They say a picture is worth 1000 words. Well, I'll give you 234. |
This photograph, painstakingly captured by Charles C. Ebbets
in 1932, is a visible microcosm of the burgeoning future about to unfold in
America: first, the men—pausing briefly to consume carefree calories—are
headstrong and young (the life expectancy in that year was 63.5); the overt
lack of safety concern suggests a type of raw capitalism, the system that
allowed the American economy to bloat threefold in the next three decades; indeed,
the building itself, 30 Rockefeller Plaza, was completed during a two-year span
that also saw the erection of the Chrysler and Empire State Buildings in New
York, the country’s commercial capital; this photograph embodies the moment
when the United States emerged from its adolescence as a vivacious
superpower—and the men upon whom it was built.
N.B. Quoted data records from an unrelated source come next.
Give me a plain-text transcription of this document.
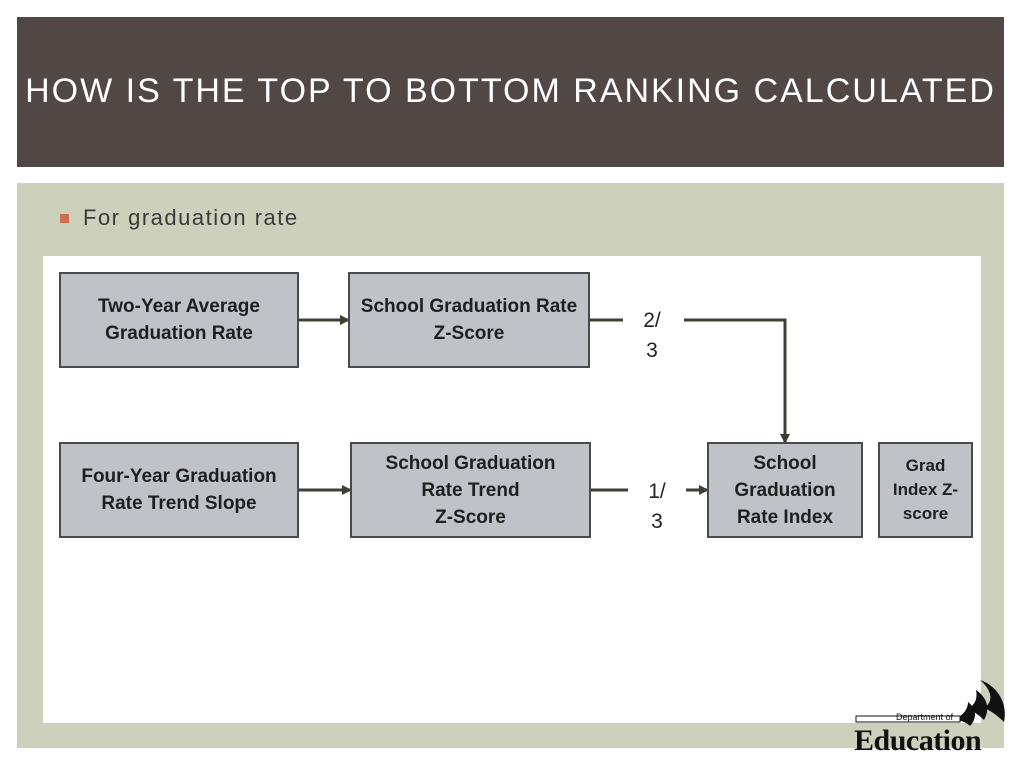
HOW IS THE TOP TO BOTTOM RANKING CALCULATED
For graduation rate
Two-Year Average Graduation Rate
School Graduation Rate Z-Score
Four-Year Graduation Rate Trend Slope
School Graduation
Rate Trend
Z-Score
School
Graduation
Rate Index
Grad Index Z-score
2/
3
1/
3
Department of
Education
Or does it? At the time this photograph was taken, the Great
Depression was ravaging our fertile yet feeble economy. The men in the picture
are lucky enough to have work—but not even all of them have lunch to eat. The
emergence of crowded metropolises like New York City only creates a new
proletariat working class while coating everything in a layer of grit and
grime.
Thus Lunchtime atop a
Skyscraper suggests an ambiguous view of the period, a time when the
richest men in history—Rockefeller and others—bequeath their empires to a brave
new nation, one that suddenly found itself gasping for air.